Железный поток (Серафимович) - страница 100

Алексей перескочил.

— За мной!!

Вырвался из света, разом окунулся в тьму и понесся саженными скачками по грядам, ломая высокие стволы подсолнечника.

По ринувшемуся за ним Кожуху без промаха пришлись приклады. Он свалился за плетнем, а кругом заветренные морские голоса:

— Ага!.. вот он, лупи!..

Непогасимым криком стояло сзади остро-пронизывающе:

— Помогите!..

Кожух удесятерил силы, избиваемый, выкатился из полосы света в темноту, вскочил и понесся за братом, на слух. А за самой спиной, наседая, катился тяжелый топот, и сквозь торопливо-хриплое дыхание:

— Не стрелять, а то сбегутся… бей прикладами!.. Вот он, гони!..

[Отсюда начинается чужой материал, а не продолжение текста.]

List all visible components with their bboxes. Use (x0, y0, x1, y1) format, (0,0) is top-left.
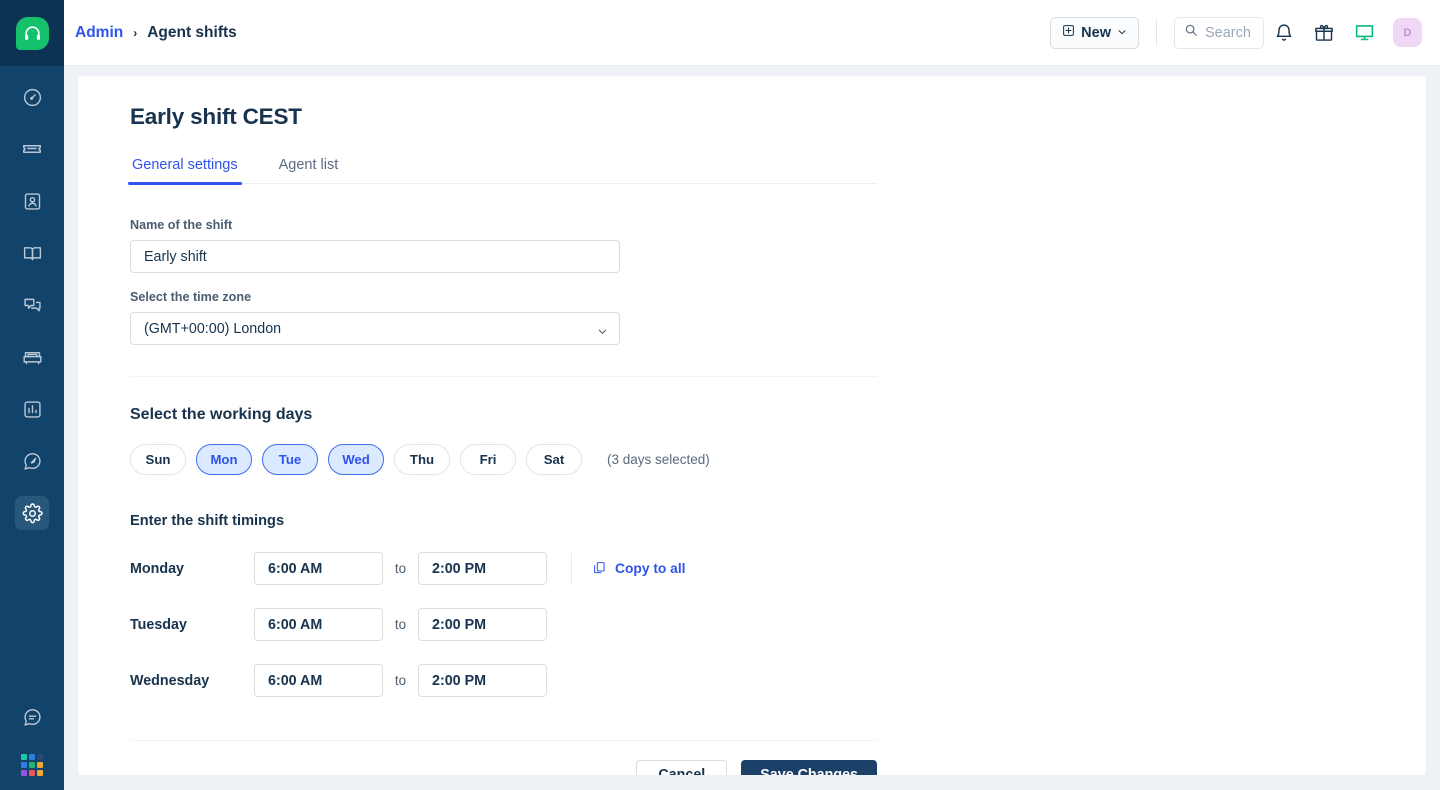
time-to-label: to (394, 617, 407, 632)
save-changes-button[interactable]: Save Changes (741, 760, 877, 775)
top-bar: Admin › Agent shifts New Search D (64, 0, 1440, 66)
time-row-day-label: Monday (130, 560, 185, 577)
search-icon (1184, 23, 1198, 42)
new-button-label: New (1081, 24, 1111, 41)
copy-to-all-button[interactable]: Copy to all (593, 561, 686, 577)
day-chip-tue[interactable]: Tue (262, 444, 318, 475)
sidebar-item-contacts[interactable] (15, 184, 49, 218)
app-root: Admin › Agent shifts New Search D Early … (0, 0, 1440, 790)
tab-general-settings[interactable]: General settings (128, 157, 242, 185)
headset-logo-icon (15, 16, 49, 50)
time-row-day-label: Wednesday (130, 672, 210, 689)
end-time-input-tuesday[interactable]: 2:00 PM (418, 608, 547, 641)
day-chip-fri[interactable]: Fri (460, 444, 516, 475)
time-row-wednesday: Wednesday 6:00 AM to 2:00 PM (130, 664, 1426, 697)
form-actions: Cancel Save Changes (130, 760, 877, 775)
gift-icon[interactable] (1304, 13, 1344, 53)
top-bar-actions: New Search D (1050, 13, 1440, 53)
timezone-field-label: Select the time zone (130, 290, 252, 304)
day-chip-thu[interactable]: Thu (394, 444, 450, 475)
working-days-title: Select the working days (130, 406, 313, 423)
sidebar-item-analytics[interactable] (15, 392, 49, 426)
sidebar-item-conversations[interactable] (15, 288, 49, 322)
page-title: Early shift CEST (130, 104, 302, 129)
working-days-chips: Sun Mon Tue Wed Thu Fri Sat (3 days sele… (130, 444, 1426, 475)
copy-to-all-label: Copy to all (615, 561, 686, 576)
breadcrumb: Admin › Agent shifts (75, 24, 237, 42)
app-logo[interactable] (0, 0, 64, 66)
days-selected-count: (3 days selected) (607, 452, 710, 467)
shift-form: Name of the shift Select the time zone (… (130, 218, 1426, 697)
plus-square-icon (1062, 24, 1075, 41)
sidebar-item-feedback[interactable] (15, 700, 49, 734)
user-avatar[interactable]: D (1393, 18, 1422, 47)
chevron-down-icon (1117, 25, 1127, 41)
section-divider (130, 376, 877, 377)
day-chip-wed[interactable]: Wed (328, 444, 384, 475)
timezone-field-group: Select the time zone (GMT+00:00) London (130, 290, 1426, 345)
breadcrumb-separator: › (133, 25, 138, 40)
notification-bell-icon[interactable] (1264, 13, 1304, 53)
sidebar-item-tickets[interactable] (15, 132, 49, 166)
tab-agent-list[interactable]: Agent list (277, 157, 341, 183)
copy-divider (571, 552, 572, 585)
day-chip-sat[interactable]: Sat (526, 444, 582, 475)
search-placeholder: Search (1205, 24, 1251, 41)
start-time-input-monday[interactable]: 6:00 AM (254, 552, 383, 585)
tab-bar: General settings Agent list (128, 157, 877, 185)
sidebar-item-dashboard[interactable] (15, 80, 49, 114)
cancel-button[interactable]: Cancel (636, 760, 728, 775)
sidebar-item-broadcast[interactable] (15, 444, 49, 478)
time-row-monday: Monday 6:00 AM to 2:00 PM Copy to all (130, 552, 1426, 585)
shift-timings-title: Enter the shift timings (130, 513, 285, 529)
time-row-tuesday: Tuesday 6:00 AM to 2:00 PM (130, 608, 1426, 641)
rail-bottom-items (0, 700, 64, 790)
rail-items (15, 80, 49, 548)
start-time-input-tuesday[interactable]: 6:00 AM (254, 608, 383, 641)
breadcrumb-admin-link[interactable]: Admin (75, 24, 123, 42)
shift-name-input[interactable] (130, 240, 620, 273)
day-chip-mon[interactable]: Mon (196, 444, 252, 475)
breadcrumb-current: Agent shifts (147, 23, 237, 41)
footer-divider (130, 740, 877, 741)
name-field-label: Name of the shift (130, 218, 233, 232)
toolbar-divider (1156, 19, 1157, 46)
search-input[interactable]: Search (1174, 16, 1264, 49)
time-to-label: to (394, 673, 407, 688)
left-nav-rail (0, 0, 64, 790)
start-time-input-wednesday[interactable]: 6:00 AM (254, 664, 383, 697)
name-field-group: Name of the shift (130, 218, 1426, 273)
end-time-input-wednesday[interactable]: 2:00 PM (418, 664, 547, 697)
timezone-select[interactable]: (GMT+00:00) London (130, 312, 620, 345)
time-row-day-label: Tuesday (130, 616, 187, 633)
new-button[interactable]: New (1050, 16, 1139, 49)
sidebar-item-knowledge-base[interactable] (15, 236, 49, 270)
sidebar-item-settings[interactable] (15, 496, 49, 530)
day-chip-sun[interactable]: Sun (130, 444, 186, 475)
apps-grid-icon[interactable] (21, 754, 43, 776)
content-card: Early shift CEST General settings Agent … (78, 76, 1426, 775)
monitor-screen-icon[interactable] (1344, 13, 1384, 53)
end-time-input-monday[interactable]: 2:00 PM (418, 552, 547, 585)
copy-icon (593, 561, 606, 577)
sidebar-item-customers[interactable] (15, 340, 49, 374)
time-to-label: to (394, 561, 407, 576)
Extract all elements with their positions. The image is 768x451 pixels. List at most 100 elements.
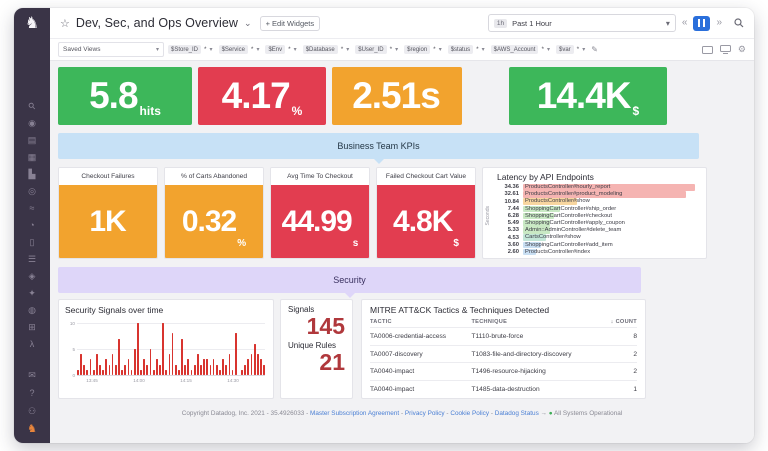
query-value-percent[interactable]: 4.17 % bbox=[198, 67, 326, 125]
table-row[interactable]: TA0006-credential-accessT1110-brute-forc… bbox=[370, 327, 637, 345]
footer-link[interactable]: Datadog Status bbox=[495, 410, 539, 417]
toplist-row[interactable]: 4.53CartsController#show bbox=[497, 234, 700, 241]
team-icon[interactable]: ⚇ bbox=[24, 405, 40, 417]
toplist-row[interactable]: 2.60ProductsController#index bbox=[497, 249, 700, 256]
toplist-row[interactable]: 6.28ShoppingCartController#checkout bbox=[497, 213, 700, 220]
column-header-count[interactable]: ↓ COUNT bbox=[600, 319, 637, 325]
template-variable-pill[interactable]: $var*▾ bbox=[556, 45, 585, 54]
template-variable-pill[interactable]: $User_ID*▾ bbox=[355, 45, 398, 54]
time-range-selector[interactable]: 1h Past 1 Hour ▾ bbox=[488, 14, 676, 32]
template-variable-pill[interactable]: $Env*▾ bbox=[265, 45, 296, 54]
table-row[interactable]: TA0040-impactT1496-resource-hijacking2 bbox=[370, 362, 637, 380]
title-chevron-down-icon[interactable]: ⌄ bbox=[244, 18, 252, 29]
pause-button[interactable] bbox=[693, 16, 710, 31]
edit-variables-pencil-icon[interactable]: ✎ bbox=[591, 45, 598, 54]
table-row[interactable]: TA0040-impactT1485-data-destruction1 bbox=[370, 380, 637, 398]
metrics-icon[interactable]: ≈ bbox=[24, 202, 40, 214]
search-icon[interactable] bbox=[734, 18, 744, 28]
help-icon[interactable]: ? bbox=[24, 387, 40, 399]
widget-title: Security Signals over time bbox=[65, 305, 267, 315]
footer: Copyright Datadog, Inc. 2021 - 35.492603… bbox=[58, 410, 746, 417]
variable-value[interactable]: * bbox=[476, 46, 479, 53]
query-value-seconds[interactable]: 2.51s bbox=[332, 67, 462, 125]
variable-value[interactable]: * bbox=[341, 46, 344, 53]
widget-title: Latency by API Endpoints bbox=[497, 172, 700, 182]
signals-count-widget[interactable]: Signals 145 Unique Rules 21 bbox=[280, 299, 353, 399]
search-icon[interactable]: ⚲ bbox=[22, 96, 42, 116]
bar bbox=[235, 333, 237, 375]
toplist-row[interactable]: 34.36ProductsController#hourly_report bbox=[497, 184, 700, 191]
kpi-avg-time-checkout[interactable]: Avg Time To Checkout 44.99 s bbox=[270, 167, 370, 259]
security-icon[interactable]: ◈ bbox=[24, 270, 40, 282]
template-variable-pill[interactable]: $Database*▾ bbox=[303, 45, 350, 54]
saved-views-dropdown[interactable]: Saved Views ▾ bbox=[58, 42, 164, 57]
query-value-dollars[interactable]: 14.4K $ bbox=[509, 67, 667, 125]
kpi-checkout-failures[interactable]: Checkout Failures 1K bbox=[58, 167, 158, 259]
kpi-carts-abandoned[interactable]: % of Carts Abandoned 0.32 % bbox=[164, 167, 264, 259]
toplist-value: 7.44 bbox=[497, 206, 519, 212]
monitors-icon[interactable]: ◎ bbox=[24, 185, 40, 197]
latency-toplist-widget[interactable]: Latency by API Endpoints Seconds 34.36Pr… bbox=[482, 167, 707, 259]
table-body: TA0006-credential-accessT1110-brute-forc… bbox=[370, 327, 637, 397]
favorite-star-icon[interactable]: ☆ bbox=[60, 17, 70, 30]
rum-icon[interactable]: ◍ bbox=[24, 304, 40, 316]
dashboard-title[interactable]: Dev, Sec, and Ops Overview bbox=[76, 16, 238, 30]
variable-value[interactable]: * bbox=[251, 46, 254, 53]
variable-value[interactable]: * bbox=[390, 46, 393, 53]
time-forward-button[interactable]: » bbox=[715, 16, 723, 30]
events-icon[interactable]: ▤ bbox=[24, 134, 40, 146]
variable-value[interactable]: * bbox=[204, 46, 207, 53]
notebooks-icon[interactable]: ▯ bbox=[24, 236, 40, 248]
column-header-tactic[interactable]: TACTIC bbox=[370, 319, 471, 325]
time-backward-button[interactable]: « bbox=[681, 16, 689, 30]
infrastructure-icon[interactable]: ▙ bbox=[24, 168, 40, 180]
synthetics-icon[interactable]: ✦ bbox=[24, 287, 40, 299]
edit-widgets-button[interactable]: + Edit Widgets bbox=[260, 16, 321, 31]
toplist-bar-track: ProductsController#hourly_report bbox=[523, 184, 700, 191]
serverless-icon[interactable]: λ bbox=[24, 338, 40, 350]
widget-title: Checkout Failures bbox=[59, 168, 157, 185]
query-value-hits[interactable]: 5.8 hits bbox=[58, 67, 192, 125]
chat-icon[interactable]: ✉ bbox=[24, 369, 40, 381]
bar bbox=[105, 359, 107, 375]
column-header-technique[interactable]: TECHNIQUE bbox=[471, 319, 599, 325]
kpi-unit: % bbox=[292, 104, 303, 118]
toplist-bar-track: ShoppingCartController#checkout bbox=[523, 213, 700, 220]
variable-value[interactable]: * bbox=[433, 46, 436, 53]
logs-icon[interactable]: ☰ bbox=[24, 253, 40, 265]
variable-value[interactable]: * bbox=[541, 46, 544, 53]
user-avatar[interactable]: ♞ bbox=[24, 423, 40, 435]
footer-link[interactable]: Master Subscription Agreement bbox=[310, 410, 399, 417]
tv-mode-icon[interactable] bbox=[702, 46, 713, 54]
toplist-row[interactable]: 5.49ShoppingCartController#apply_coupon bbox=[497, 220, 700, 227]
dashboards-icon[interactable]: ▦ bbox=[24, 151, 40, 163]
toplist-row[interactable]: 10.84ProductsController#show bbox=[497, 198, 700, 205]
variable-value[interactable]: * bbox=[288, 46, 291, 53]
chevron-down-icon: ▾ bbox=[346, 46, 349, 53]
template-variable-pill[interactable]: $region*▾ bbox=[404, 45, 442, 54]
kpi-failed-cart-value[interactable]: Failed Checkout Cart Value 4.8K $ bbox=[376, 167, 476, 259]
settings-gear-icon[interactable]: ⚙ bbox=[738, 44, 746, 55]
toplist-row[interactable]: 32.61ProductsController#product_modeling bbox=[497, 191, 700, 198]
variable-value[interactable]: * bbox=[577, 46, 580, 53]
integrations-icon[interactable]: ⊞ bbox=[24, 321, 40, 333]
footer-link[interactable]: Cookie Policy bbox=[450, 410, 489, 417]
template-variable-pill[interactable]: $Service*▾ bbox=[219, 45, 260, 54]
template-variable-pill[interactable]: $AWS_Account*▾ bbox=[491, 45, 550, 54]
toplist-value: 32.61 bbox=[497, 191, 519, 197]
apm-icon[interactable]: ◔ bbox=[24, 219, 40, 231]
fullscreen-monitor-icon[interactable] bbox=[720, 45, 731, 54]
watchdog-icon[interactable]: ◉ bbox=[24, 117, 40, 129]
template-variable-pill[interactable]: $status*▾ bbox=[448, 45, 485, 54]
bar bbox=[162, 323, 164, 375]
toplist-row[interactable]: 7.44ShoppingCartController#ship_order bbox=[497, 206, 700, 213]
toplist-row[interactable]: 3.60ShoppingCartController#add_item bbox=[497, 242, 700, 249]
security-signals-chart-widget[interactable]: Security Signals over time 051013:4514:0… bbox=[58, 299, 274, 399]
table-row[interactable]: TA0007-discoveryT1083-file-and-directory… bbox=[370, 345, 637, 363]
mitre-table-widget[interactable]: MITRE ATT&CK Tactics & Techniques Detect… bbox=[361, 299, 646, 399]
footer-link[interactable]: Privacy Policy bbox=[405, 410, 445, 417]
datadog-logo-icon[interactable]: ♞ bbox=[22, 14, 42, 34]
template-variable-pill[interactable]: $Store_ID*▾ bbox=[168, 45, 213, 54]
toplist-row[interactable]: 5.33Admin::AdminController#delete_team bbox=[497, 227, 700, 234]
bar bbox=[115, 365, 117, 375]
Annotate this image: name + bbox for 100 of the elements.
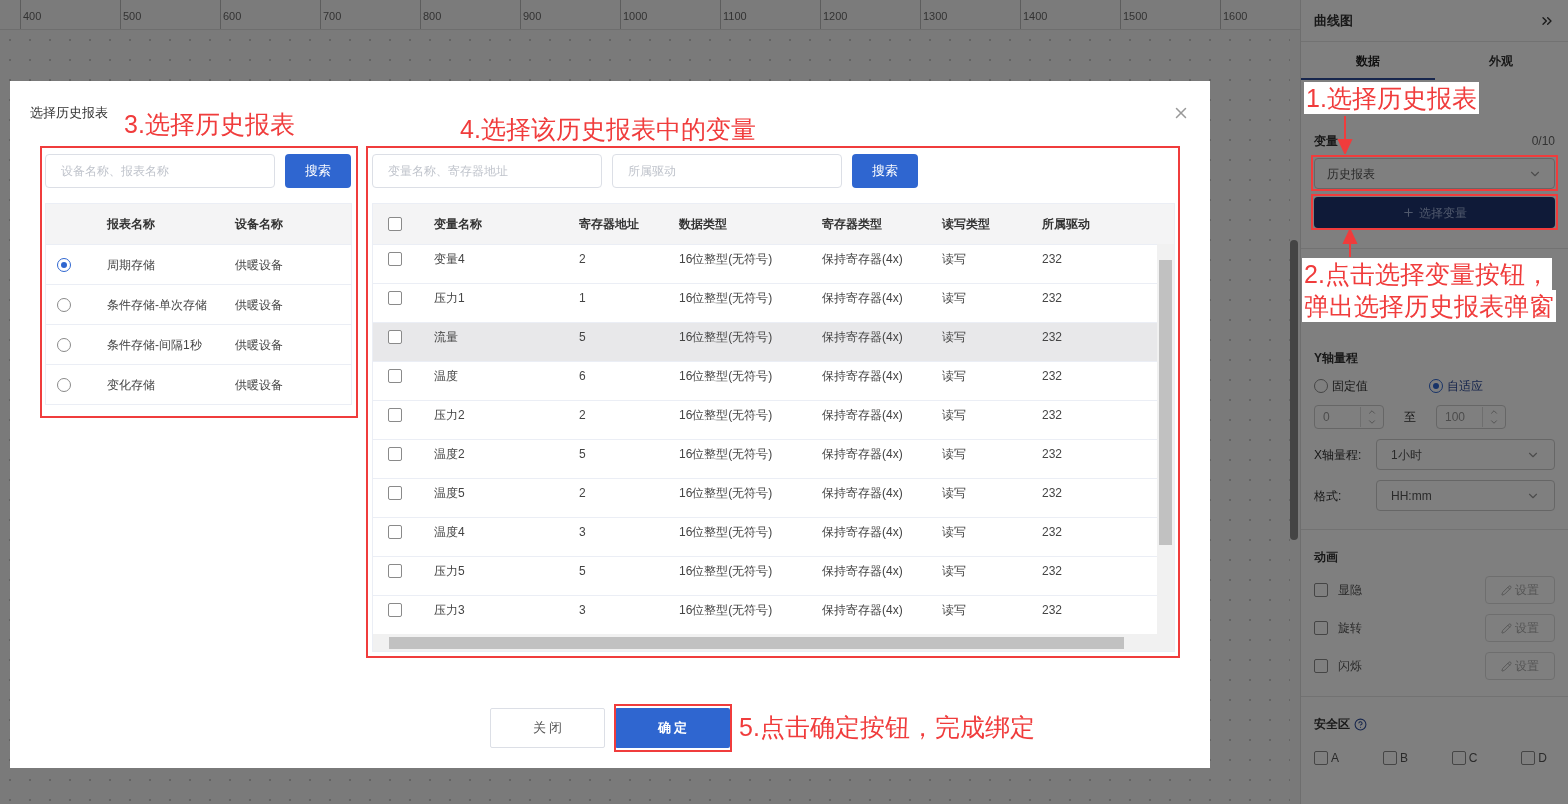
zone-option: D xyxy=(1538,749,1547,767)
ruler-label: 1500 xyxy=(1123,10,1148,22)
table-cell-text: 保持寄存器(4x) xyxy=(822,251,904,268)
search-button[interactable]: 搜索 xyxy=(285,154,351,188)
table-cell-text: 2 xyxy=(579,251,587,268)
ruler-label: 400 xyxy=(23,10,42,22)
annotation-text: 4.选择该历史报表中的变量 xyxy=(458,113,758,145)
table-cell-text: 保持寄存器(4x) xyxy=(822,446,904,463)
dialog-title: 选择历史报表 xyxy=(30,104,108,123)
to-label: 至 xyxy=(1404,409,1416,426)
driver-search-field[interactable]: 所属驱动 xyxy=(612,154,842,188)
table-cell-text: 保持寄存器(4x) xyxy=(822,329,904,346)
table-cell-text: 16位整型(无符号) xyxy=(679,485,774,502)
annotation-text: 5.点击确定按钮，完成绑定 xyxy=(737,711,1037,743)
dropdown-select[interactable]: 1小时 xyxy=(1376,439,1555,470)
safe-zone-label: 安全区 xyxy=(1314,716,1350,733)
table-cell-text: 1 xyxy=(579,290,587,307)
table-cell-text: 供暖设备 xyxy=(235,336,284,354)
table-cell-text: 供暖设备 xyxy=(235,256,284,274)
table-cell-text: 压力5 xyxy=(434,563,466,580)
field-label: 格式: xyxy=(1314,487,1343,505)
table-cell-text: 保持寄存器(4x) xyxy=(822,407,904,424)
table-cell-text: 16位整型(无符号) xyxy=(679,251,774,268)
table-cell-text: 232 xyxy=(1042,524,1064,541)
ruler-label: 1400 xyxy=(1023,10,1048,22)
table-cell-text: 条件存储-单次存储 xyxy=(107,296,208,314)
column-header: 变量名称 xyxy=(434,216,483,233)
annotation-text: 2.点击选择变量按钮， xyxy=(1302,258,1552,290)
confirm-button[interactable]: 确 定 xyxy=(615,708,730,748)
table-cell-text: 6 xyxy=(579,368,587,385)
search-button[interactable]: 搜索 xyxy=(852,154,918,188)
table-cell-text: 温度5 xyxy=(434,485,466,502)
ruler-label: 900 xyxy=(523,10,542,22)
ruler-label: 1000 xyxy=(623,10,648,22)
table-cell-text: 3 xyxy=(579,602,587,619)
dropdown-select[interactable]: HH:mm xyxy=(1376,480,1555,511)
column-header: 读写类型 xyxy=(942,216,991,233)
table-cell-text: 5 xyxy=(579,563,587,580)
table-cell-text: 压力1 xyxy=(434,290,466,307)
table-cell-text: 保持寄存器(4x) xyxy=(822,290,904,307)
ruler-label: 600 xyxy=(223,10,242,22)
zone-option: B xyxy=(1399,749,1408,767)
table-cell-text: 保持寄存器(4x) xyxy=(822,602,904,619)
column-header: 所属驱动 xyxy=(1042,216,1091,233)
table-cell-text: 232 xyxy=(1042,251,1064,268)
table-cell-text: 2 xyxy=(579,485,587,502)
table-cell-text: 5 xyxy=(579,329,587,346)
ruler-label: 1600 xyxy=(1223,10,1248,22)
table-cell-text: 周期存储 xyxy=(107,256,156,274)
table-cell-text: 16位整型(无符号) xyxy=(679,290,774,307)
table-cell-text: 读写 xyxy=(942,290,967,307)
ruler-label: 1200 xyxy=(823,10,848,22)
zone-option: A xyxy=(1331,749,1339,767)
zone-option: C xyxy=(1468,749,1478,767)
table-cell-text: 压力3 xyxy=(434,602,466,619)
report-search-field[interactable]: 设备名称、报表名称 xyxy=(45,154,275,188)
variable-label: 变量 xyxy=(1314,133,1338,150)
column-header: 报表名称 xyxy=(107,216,156,233)
animation-label: 动画 xyxy=(1314,549,1339,566)
table-cell-text: 读写 xyxy=(942,251,967,268)
table-cell-text: 温度2 xyxy=(434,446,466,463)
table-cell-text: 读写 xyxy=(942,563,967,580)
panel-tab[interactable]: 数据 xyxy=(1301,44,1435,80)
ruler-label: 1300 xyxy=(923,10,948,22)
source-select[interactable]: 历史报表 xyxy=(1314,158,1555,189)
table-cell-text: 232 xyxy=(1042,446,1064,463)
panel-title: 曲线图 xyxy=(1314,11,1353,30)
annotation-text: 弹出选择历史报表弹窗 xyxy=(1302,290,1556,322)
table-cell-text: 温度 xyxy=(434,368,459,385)
table-cell-text: 16位整型(无符号) xyxy=(679,602,774,619)
table-row[interactable]: 流量 5 16位整型(无符号) 保持寄存器(4x) 读写 232 xyxy=(373,322,1157,361)
table-cell-text: 232 xyxy=(1042,485,1064,502)
table-cell-text: 读写 xyxy=(942,524,967,541)
table-cell-text: 保持寄存器(4x) xyxy=(822,485,904,502)
table-cell-text: 保持寄存器(4x) xyxy=(822,563,904,580)
radio-label: 固定值 xyxy=(1332,378,1368,395)
table-cell-text: 变量4 xyxy=(434,251,466,268)
table-cell-text: 供暖设备 xyxy=(235,296,284,314)
table-cell-text: 232 xyxy=(1042,368,1064,385)
animation-option: 显隐 xyxy=(1338,581,1362,599)
table-cell-text: 读写 xyxy=(942,407,967,424)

Чернее темноты вырос забор. Затрещали доски. Алексей перемахнул. Упруго, как юноша, перемахнул Кожух, и оба разом свалились в невыразимую кашу криков, ударов, ругани, прикладов, штыков, — с той стороны ждали.

— Бей ахвицерье!.. подымай на штыки!..

— Ня трожь!.. ня трожь!..

— Попались сволочи!.. Коли на месте!..

— Беспременно в штаб — там допросить… пятки поджарим…

— Бей зараз!..

— В штаб! В штаб!

Голоса Кожуха и Алексея смыло бушующе-черным водоворотом, они сами себя не слышали в буйно ворочавшемся клубе.

С непадающим криком, шумом, говором, бранью повели, сгрудившись, толкаясь в тесноте; лязг, колыхание темных штыков, матерная ругань.

«Никак выплыл?» — жадно стояло в голове Кожуха: он не отрывался от света, который лился из окон большого двухэтажного дома училища — штаб.

Вошли в полосу света — все разинули рты и вытаращили глаза.

— Та це ж батько!!

Кожух спокойно, только желваки играли:

— Шо ж вы, сбесились?!

— Та мы… та як же ж воно!.. Та це ж матросня. Приходять, сказывають, двоих ахвицерьев открыли, шпиены козацкие. Кожуха хочуть убить, треба их застукаты. Мы, кажуть, выгоним ахвицерьев, а вы караульте позадь забора. Як воны зачнуть сигать, вы им пид зад штыки, нэхай сядуть. А в штаб не треба водить, — там изменьщики есть, отпустють. А вы их тихомолком, тай годи. Ну, мы поверилы, а темь…

Кожух спокойно:

— В приклады матросню.

Солдаты бешено ринулись в разные стороны, а из темноты спокойный голос:

— Разбежались. Чи дураки — будут ждать соби смерти.

— Пойдем чай пить, — сказал Кожух брату, вытирая с разбитого лица кровь; — Поставить караул!

— Слухаем.

40

Кавказское солнце — даром, что запоздалое — горячо. Только степи прозрачны, только степи сини. Тонко блестит паутина. Тополя задумчиво стоят с редеющей листвой. Чуть тронулись желтизной сады. Белеет колокольня.

А за садом в степи бесчисленное людское море, как тогда, при начале похода, такое же необозримое людское море. Но что-то новое покрывает его. Те же бесчисленные повозки беженцев, но отчего же на лицах, как отражение, как живой отблеск, печать непотухающей уверенности?